The dictionary defines empathy quite simply:
“It’s the ability to understand and share the feelings of another.”
And for most of us, this simple sentence describes one of life’s greatest challenges. We come at everything from our point of view. Our style combined with our backgrounds and experiences drive how we see things.
A couple of weeks ago, I attended a retreat for Vistage chairs with 10+ years. We call it Keepers of the Flame. It’s a place for reflection, learning and sharing. The retreat began with a speaker from a local theatre group. His talk was about empathy. He gave us a peek into the life of an actor and drew a parallel between acting and leadership. From his perspective, what defines a successful actor is their ability to empathize with their character. To really get inside and understand their story.
Actors follow these 3 guides to becoming their character:
- What if I were in their situation?
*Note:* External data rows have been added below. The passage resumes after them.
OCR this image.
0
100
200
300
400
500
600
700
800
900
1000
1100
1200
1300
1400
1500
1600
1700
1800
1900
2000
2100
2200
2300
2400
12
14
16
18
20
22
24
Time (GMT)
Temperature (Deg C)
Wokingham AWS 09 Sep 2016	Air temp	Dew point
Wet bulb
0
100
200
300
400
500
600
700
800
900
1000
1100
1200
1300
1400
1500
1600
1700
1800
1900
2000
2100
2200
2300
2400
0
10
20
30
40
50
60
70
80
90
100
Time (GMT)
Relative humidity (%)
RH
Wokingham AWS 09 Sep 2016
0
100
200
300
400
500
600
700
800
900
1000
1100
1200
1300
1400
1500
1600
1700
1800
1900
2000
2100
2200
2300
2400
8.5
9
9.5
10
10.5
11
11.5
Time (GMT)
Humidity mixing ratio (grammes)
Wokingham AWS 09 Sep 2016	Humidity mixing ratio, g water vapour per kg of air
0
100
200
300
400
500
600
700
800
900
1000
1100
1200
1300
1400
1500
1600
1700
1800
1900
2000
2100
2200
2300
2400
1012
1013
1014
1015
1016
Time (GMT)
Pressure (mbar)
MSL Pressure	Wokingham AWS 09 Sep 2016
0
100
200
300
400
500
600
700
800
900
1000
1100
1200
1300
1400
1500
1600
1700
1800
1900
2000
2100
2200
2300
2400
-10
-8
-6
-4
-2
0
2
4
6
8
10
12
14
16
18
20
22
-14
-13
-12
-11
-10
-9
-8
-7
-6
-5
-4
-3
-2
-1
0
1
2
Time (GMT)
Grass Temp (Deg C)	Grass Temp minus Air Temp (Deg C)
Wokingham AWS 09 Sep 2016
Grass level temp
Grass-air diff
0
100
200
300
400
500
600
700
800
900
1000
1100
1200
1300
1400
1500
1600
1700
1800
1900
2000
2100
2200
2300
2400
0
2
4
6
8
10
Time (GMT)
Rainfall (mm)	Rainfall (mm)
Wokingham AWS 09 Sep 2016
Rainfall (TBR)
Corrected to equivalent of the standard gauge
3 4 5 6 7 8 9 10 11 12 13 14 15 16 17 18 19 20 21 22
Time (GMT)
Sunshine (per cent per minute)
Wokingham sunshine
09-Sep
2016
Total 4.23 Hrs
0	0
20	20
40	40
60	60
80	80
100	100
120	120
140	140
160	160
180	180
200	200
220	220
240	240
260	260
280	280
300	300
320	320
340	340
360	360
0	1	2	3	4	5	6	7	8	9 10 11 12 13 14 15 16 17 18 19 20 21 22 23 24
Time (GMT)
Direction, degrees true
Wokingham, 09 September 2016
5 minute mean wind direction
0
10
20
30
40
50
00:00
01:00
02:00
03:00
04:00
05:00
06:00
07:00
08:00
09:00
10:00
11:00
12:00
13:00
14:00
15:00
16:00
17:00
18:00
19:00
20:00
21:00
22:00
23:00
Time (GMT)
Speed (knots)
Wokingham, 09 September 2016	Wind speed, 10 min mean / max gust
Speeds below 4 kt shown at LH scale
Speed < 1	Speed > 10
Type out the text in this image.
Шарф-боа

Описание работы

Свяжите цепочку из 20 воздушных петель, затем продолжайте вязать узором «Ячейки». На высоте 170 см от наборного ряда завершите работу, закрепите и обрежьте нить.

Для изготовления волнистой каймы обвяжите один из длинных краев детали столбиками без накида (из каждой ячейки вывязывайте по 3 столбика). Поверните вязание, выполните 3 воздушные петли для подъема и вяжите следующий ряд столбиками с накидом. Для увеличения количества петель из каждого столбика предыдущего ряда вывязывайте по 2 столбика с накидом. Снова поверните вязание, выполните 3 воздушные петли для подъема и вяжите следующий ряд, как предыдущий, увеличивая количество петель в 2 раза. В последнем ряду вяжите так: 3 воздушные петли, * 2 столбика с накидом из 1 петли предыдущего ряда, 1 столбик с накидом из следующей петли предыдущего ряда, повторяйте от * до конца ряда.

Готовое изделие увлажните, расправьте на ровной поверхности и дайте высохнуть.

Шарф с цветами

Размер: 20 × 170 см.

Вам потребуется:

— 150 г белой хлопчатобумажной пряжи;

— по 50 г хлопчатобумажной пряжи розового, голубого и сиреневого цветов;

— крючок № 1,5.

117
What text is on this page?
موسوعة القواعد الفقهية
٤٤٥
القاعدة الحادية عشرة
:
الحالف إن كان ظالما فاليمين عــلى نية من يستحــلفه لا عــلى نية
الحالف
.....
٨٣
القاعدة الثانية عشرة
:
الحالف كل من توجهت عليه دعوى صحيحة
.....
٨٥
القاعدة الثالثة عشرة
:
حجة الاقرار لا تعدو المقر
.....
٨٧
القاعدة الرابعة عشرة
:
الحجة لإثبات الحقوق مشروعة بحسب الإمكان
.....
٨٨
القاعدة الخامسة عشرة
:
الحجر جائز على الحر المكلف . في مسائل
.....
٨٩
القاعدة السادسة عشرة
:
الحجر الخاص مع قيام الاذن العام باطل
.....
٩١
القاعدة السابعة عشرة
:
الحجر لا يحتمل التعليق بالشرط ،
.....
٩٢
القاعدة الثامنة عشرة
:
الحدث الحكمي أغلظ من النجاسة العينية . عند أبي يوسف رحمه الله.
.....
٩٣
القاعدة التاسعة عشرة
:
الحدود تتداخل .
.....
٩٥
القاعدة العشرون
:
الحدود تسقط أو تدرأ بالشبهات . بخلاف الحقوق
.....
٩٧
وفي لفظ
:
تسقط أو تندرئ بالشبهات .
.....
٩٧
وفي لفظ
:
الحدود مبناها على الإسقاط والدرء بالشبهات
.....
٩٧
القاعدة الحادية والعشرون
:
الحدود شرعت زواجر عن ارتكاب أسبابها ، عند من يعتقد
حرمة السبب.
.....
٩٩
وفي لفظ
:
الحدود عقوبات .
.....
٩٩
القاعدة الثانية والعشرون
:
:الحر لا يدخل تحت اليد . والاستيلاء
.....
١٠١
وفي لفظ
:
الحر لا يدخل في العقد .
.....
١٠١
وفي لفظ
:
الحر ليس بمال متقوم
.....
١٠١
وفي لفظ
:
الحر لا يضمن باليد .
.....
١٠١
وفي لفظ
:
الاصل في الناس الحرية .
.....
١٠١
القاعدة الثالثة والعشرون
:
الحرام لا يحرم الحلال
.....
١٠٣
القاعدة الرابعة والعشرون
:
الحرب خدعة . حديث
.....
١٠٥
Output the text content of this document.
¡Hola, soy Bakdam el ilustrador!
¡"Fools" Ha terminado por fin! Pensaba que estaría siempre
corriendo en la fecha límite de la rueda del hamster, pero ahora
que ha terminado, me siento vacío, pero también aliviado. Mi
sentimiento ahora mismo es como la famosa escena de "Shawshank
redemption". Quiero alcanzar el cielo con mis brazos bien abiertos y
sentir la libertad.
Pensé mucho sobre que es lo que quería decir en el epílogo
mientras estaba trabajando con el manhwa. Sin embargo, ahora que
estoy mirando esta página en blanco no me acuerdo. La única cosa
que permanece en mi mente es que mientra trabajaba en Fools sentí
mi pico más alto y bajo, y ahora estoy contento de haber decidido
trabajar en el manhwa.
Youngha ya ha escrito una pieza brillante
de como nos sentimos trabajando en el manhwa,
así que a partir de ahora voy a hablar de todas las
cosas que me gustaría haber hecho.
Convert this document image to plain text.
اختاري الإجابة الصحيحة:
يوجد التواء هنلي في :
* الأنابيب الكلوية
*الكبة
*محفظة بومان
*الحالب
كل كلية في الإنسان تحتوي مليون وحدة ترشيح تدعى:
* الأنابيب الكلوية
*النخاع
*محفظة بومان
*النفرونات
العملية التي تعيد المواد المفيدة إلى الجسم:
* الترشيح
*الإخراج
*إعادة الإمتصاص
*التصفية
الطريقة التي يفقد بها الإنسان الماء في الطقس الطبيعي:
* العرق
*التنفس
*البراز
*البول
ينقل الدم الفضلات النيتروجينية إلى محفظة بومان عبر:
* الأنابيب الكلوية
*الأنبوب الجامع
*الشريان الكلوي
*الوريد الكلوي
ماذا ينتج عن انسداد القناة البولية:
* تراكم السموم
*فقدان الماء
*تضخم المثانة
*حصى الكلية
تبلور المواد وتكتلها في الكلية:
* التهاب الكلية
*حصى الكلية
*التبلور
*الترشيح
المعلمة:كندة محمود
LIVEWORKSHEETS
What wants and fears drive who they are?
- “What if” allows us to empathize even when we cannot sympathize.
- And then to truly empathize, we must listen with charity.
With true empathy, our speaker said, while we may not sympathize with a murderer, we can empathize and then become the character. We begin to understand the character by asking ourselves, what wants, fears and experiences drove them to take the life of another person?
And then he challenged us, isn’t this the same with leadership? Or for that matter with all our interactions with others? If we can step outside ourselves if only for a moment, can we see the world as the person sitting across from us sees it?